La déduction au titre de l'amortissement s'applique, en principe, aux investissements réalisés à compter du 3 avril 2003. Il est, toutefois, admis d'appliquer cet avantage fiscal aux options exercées à compter du 1er janvier 2004, qu'elles soient afférentes à des investissements réalisés avant ou après le 3 avril 2003. Cette mesure est, bien entendu, soumise à la condition que le contribuable n'ait pas demandé le bénéfice de la déduction au titre de l'amortissement des logements neufs prévus au g du 1 ° du I de l'article 31 du CGI (dispositif "Besson-neuf ").
2. Modalités de mise en oeuvre du dispositif
2.1. Les conditions d'application
La déduction ne s'applique que si le contribuable en fait la demande.
La déduction au titre de l'amortissement est réservée aux locations non meublées à usage de résidence principale du locataire.
La location doit être effective et continue pendant la période d'engagement, ce qui exclut les logements dont le propriétaire se réserve la jouissance, à quelque usage que ce soit et même pour une très courte durée, pour lui-même ou un membre de son foyer fiscal, directement ou par l'intermédiaire d'une société non soumise à l'impôt sur les sociétés dont il est associé.
L'habitation principale s'entend du logement où résident habituellement et effectivement les membres du foyer fiscal et où se situe le centre de leurs intérêts professionnels et matériels. La condition de location du logement à usage de résidence principale du locataire doit être respectée au moment de la signature du bail mais, également, de façon continue pendant toute la période couverte par l'engagement de location.

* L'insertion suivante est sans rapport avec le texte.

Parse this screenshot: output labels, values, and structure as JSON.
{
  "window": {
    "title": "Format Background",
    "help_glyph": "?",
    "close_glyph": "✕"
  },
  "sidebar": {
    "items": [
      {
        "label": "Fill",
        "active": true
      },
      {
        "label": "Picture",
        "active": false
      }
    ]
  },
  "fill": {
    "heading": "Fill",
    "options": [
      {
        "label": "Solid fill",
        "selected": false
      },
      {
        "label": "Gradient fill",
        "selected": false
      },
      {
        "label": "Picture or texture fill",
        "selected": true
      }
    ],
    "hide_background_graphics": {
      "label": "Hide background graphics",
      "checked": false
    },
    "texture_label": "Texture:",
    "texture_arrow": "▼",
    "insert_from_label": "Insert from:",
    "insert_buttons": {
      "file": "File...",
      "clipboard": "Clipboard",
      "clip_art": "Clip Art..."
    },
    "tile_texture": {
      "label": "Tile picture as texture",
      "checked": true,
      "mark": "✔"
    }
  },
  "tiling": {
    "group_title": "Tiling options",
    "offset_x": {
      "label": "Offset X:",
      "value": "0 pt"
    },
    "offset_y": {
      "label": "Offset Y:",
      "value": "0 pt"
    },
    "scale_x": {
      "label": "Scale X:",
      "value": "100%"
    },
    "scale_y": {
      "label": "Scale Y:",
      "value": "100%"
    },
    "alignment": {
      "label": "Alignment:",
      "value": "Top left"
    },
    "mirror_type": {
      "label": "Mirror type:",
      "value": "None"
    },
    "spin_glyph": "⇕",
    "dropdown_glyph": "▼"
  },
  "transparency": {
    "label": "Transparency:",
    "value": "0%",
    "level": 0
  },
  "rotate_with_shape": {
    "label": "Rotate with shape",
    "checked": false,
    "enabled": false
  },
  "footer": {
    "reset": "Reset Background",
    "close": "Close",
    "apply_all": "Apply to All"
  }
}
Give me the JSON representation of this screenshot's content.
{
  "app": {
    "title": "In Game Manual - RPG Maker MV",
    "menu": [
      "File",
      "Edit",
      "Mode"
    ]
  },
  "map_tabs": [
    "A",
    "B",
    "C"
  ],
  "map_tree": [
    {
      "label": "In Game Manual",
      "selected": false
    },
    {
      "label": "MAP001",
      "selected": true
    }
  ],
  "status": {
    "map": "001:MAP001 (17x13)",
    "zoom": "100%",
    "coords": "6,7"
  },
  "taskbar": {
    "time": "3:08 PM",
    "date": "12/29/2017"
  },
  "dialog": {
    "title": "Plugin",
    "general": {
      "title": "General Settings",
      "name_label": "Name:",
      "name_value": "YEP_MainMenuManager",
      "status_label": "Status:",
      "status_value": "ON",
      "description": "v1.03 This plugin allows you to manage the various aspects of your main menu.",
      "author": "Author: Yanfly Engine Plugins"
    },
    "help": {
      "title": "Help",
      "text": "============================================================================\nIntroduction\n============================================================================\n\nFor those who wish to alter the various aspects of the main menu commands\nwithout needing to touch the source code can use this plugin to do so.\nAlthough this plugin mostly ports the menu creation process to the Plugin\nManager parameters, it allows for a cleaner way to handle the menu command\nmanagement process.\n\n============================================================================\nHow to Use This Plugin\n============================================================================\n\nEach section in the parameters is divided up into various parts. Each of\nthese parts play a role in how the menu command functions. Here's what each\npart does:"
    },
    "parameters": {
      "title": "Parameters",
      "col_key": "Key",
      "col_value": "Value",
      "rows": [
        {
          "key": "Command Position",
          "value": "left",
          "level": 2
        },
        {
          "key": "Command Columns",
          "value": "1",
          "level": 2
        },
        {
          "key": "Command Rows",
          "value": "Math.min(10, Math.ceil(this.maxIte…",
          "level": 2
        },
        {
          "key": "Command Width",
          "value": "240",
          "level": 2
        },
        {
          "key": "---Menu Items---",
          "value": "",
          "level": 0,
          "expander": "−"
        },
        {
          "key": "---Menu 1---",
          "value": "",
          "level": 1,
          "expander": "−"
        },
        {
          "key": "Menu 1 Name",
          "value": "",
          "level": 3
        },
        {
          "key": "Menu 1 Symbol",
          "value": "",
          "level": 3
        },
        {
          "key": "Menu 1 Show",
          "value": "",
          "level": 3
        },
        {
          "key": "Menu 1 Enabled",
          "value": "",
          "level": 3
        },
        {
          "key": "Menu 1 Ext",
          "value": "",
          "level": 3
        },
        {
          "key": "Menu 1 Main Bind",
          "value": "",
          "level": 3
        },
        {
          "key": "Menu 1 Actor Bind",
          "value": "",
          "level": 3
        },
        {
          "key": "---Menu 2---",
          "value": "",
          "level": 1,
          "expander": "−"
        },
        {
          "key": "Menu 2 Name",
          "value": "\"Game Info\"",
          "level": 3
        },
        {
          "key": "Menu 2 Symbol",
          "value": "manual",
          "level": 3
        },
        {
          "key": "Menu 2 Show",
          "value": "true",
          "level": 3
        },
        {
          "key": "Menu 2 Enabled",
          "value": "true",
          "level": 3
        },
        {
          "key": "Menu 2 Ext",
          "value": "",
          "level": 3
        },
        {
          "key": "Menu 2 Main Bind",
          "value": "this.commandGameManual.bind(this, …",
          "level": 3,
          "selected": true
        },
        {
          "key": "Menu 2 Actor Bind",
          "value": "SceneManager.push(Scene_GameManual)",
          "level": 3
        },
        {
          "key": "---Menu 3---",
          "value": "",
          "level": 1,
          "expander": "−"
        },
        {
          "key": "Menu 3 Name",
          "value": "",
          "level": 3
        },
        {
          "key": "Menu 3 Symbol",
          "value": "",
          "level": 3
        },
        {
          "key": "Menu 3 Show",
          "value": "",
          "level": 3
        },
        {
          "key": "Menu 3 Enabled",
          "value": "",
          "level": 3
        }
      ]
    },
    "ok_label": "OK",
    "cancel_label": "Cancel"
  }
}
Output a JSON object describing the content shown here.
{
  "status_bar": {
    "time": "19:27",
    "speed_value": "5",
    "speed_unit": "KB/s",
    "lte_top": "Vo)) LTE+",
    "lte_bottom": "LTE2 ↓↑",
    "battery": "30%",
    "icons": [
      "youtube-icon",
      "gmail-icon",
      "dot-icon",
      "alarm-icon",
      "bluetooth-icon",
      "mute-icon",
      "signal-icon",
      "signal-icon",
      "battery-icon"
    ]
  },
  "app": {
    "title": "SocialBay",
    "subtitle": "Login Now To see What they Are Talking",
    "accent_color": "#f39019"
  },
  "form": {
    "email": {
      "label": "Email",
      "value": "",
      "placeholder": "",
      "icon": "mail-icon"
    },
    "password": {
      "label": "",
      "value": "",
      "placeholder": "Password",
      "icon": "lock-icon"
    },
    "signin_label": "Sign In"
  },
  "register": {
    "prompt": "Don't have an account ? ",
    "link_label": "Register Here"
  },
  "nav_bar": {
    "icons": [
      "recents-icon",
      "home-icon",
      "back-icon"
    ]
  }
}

Enfin, le locataire s'entend de la ou des personnes qui obtiennent le droit d'utiliser la chose louée en contrepartie du versement d'un loyer. Il s'agit de la personne ou des personnes désignées dans le contrat de location. En outre, l'article 1751 du Code civil (N° Lexbase : L1873ABY) prévoit que le bail est réputé appartenir à l'un et l'autre des époux, lorsque le logement sert effectivement à l'habitation du couple, quel que soit leur régime matrimonial et nonobstant toute convention contraire.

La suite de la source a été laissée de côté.